The more I read Ron Silliman's blog, and the more he talks about the School of Quietude, the more convinced I become that Silliman himself doesn't know which poets are SoQites and which aren't. Granted, I think I know who is and who isn't tenured at the School of Quietude—Saul Williams, Arther Sze, and Bill Knott are; Anselm Berrigan, Joseph Massey, and Anthony McCann are not—and could be very much wrong. But now Silliman is allowing for what he is calling "Elliptical" or "Third Way" poets (unless he's being very sarcastic and I'm missing something) including such SoQ luminaries, and obvious ones at that, as Jorie Graham and C.D. Wright; I don't know what to make of that.

If Jorie Graham isn't the Headmistress of The School of Quietude, then I don't know that such a school exists as Mr. Silliman constructs it. What I do know is that one construction of the School of Quietude is that it is "those poets who hold the purse strings and tend to promote work that is familiar rather than work that is good." I'm paraphrasing obviously, but the point remains that some of the crap Jorie Graham has pulled over the years, and which has been outed on Foetry.com, has been very much a purse strings issue. If it's true that the School of Quietude is a sort of Cabal of crap poets who collude to stifle the new, it's completely irrelevant that her poetry isn't very good, and that my co-editor Eric Rosenfield once heard her say something to the effect that "it's necessary to read all of her poetry to understand one of her poems," at a talk (qualifying her for an entirely different taxonomy having nothing to do with poetry whatever). [Clarification: What I remember her saying was that you have to read all of her poems up to the point of the poem that you're reading to understand that poem. -ER]

Now, that having been said, it could also be noted that Silliman's post-avants have only countered this issue by setting up a secondary club. Granted, their membership restrictions aren't quite so severe. Still, you often need an MFA to be taken seriously, and we all know what I think about Creative Writing MFAs.
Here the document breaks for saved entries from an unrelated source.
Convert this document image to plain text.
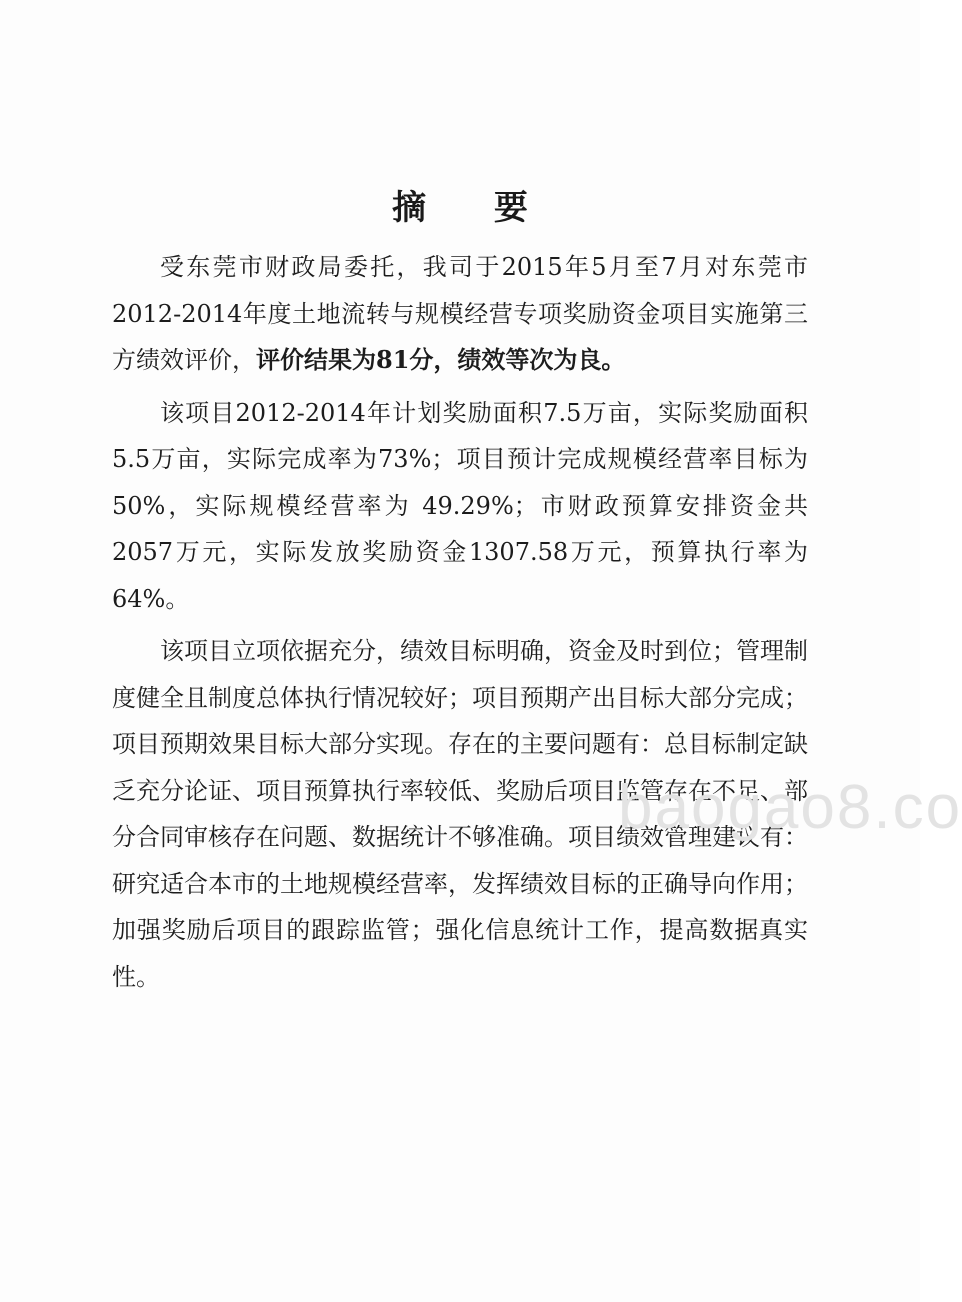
摘 要

受东莞市财政局委托，我司于2015年5月至7月对东莞市2012-2014年度土地流转与规模经营专项奖励资金项目实施第三方绩效评价，评价结果为81分，绩效等次为良。

该项目2012-2014年计划奖励面积7.5万亩，实际奖励面积5.5万亩，实际完成率为73%；项目预计完成规模经营率目标为50%，实际规模经营率为 49.29%；市财政预算安排资金共 2057万元，实际发放奖励资金1307.58万元，预算执行率为64%。

该项目立项依据充分，绩效目标明确，资金及时到位；管理制度健全且制度总体执行情况较好；项目预期产出目标大部分完成；项目预期效果目标大部分实现。存在的主要问题有：总目标制定缺乏充分论证、项目预算执行率较低、奖励后项目监管存在不足、部分合同审核存在问题、数据统计不够准确。项目绩效管理建议有：研究适合本市的土地规模经营率，发挥绩效目标的正确导向作用；加强奖励后项目的跟踪监管；强化信息统计工作，提高数据真实性。

baogao8.co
Generally speaking, I think that Ron Silliman is about as authoritative a voice as one is likely to find as far as surveyors of the poetry landscape goes. At the same time, I sometimes wonder if Silliman has any friends whose poetry he doesn't like, as the only poet who isn't in the SoQ vein I've seen him say anything remotely negative about is Kenneth Goldsmith. That having been said, he's often complimentary about poets like Frank Stanford who by my definition at least is about as dull an example to be found of what Silliman describes elsewhere as 70's SoQ, alternately "what APR was doing in the seventies" or the almost unbelievably difficult to understand term "Naked Poetry."

I say this as a writer for whom reading Silliman's "The Chinese Notebook" was a formative experience as I think I've noted elsewhere. Indeed, I think a poet in the 21st Century would have a good idea of where to get started after reading just that poem along with some selections from Tender Buttons, Frank O'Hara's "Personism Manifesto" and Andre Breton's Arcanum 17. That's some fine company to be in, even it is only in the estimation of a lowly lit-blog critic like myself. In the end, though, I think that Silliman must be taken with a grain of salt when he makes his assignments. The idea of a School of Quietude is a useful one when talking about American poetry. The danger comes in actually saying who those people are at any given time. Is it Billy Collins? Probably. What about Ted Kooser and Robert Pinsky? Most likely. Sharon Olds, Jorie Graham, Dana Gioia, and Glynn Maxwell? Sure, absolutely. But what about Phil Levine? Nikki Giovanni? Dean Young? David Lehman? Jerome Rothenberg? Paul Hoover? Where is the dividing line? I think it is only in retrospect that we can look out on a period of literary history and say with certainty that such a poet was serving the nefarious interests of the School of Quietude. I suspect that when we look back at this period some surprising figures will be seen as stamping down the jackboots of fiscal restraint on the projects of the avant garde.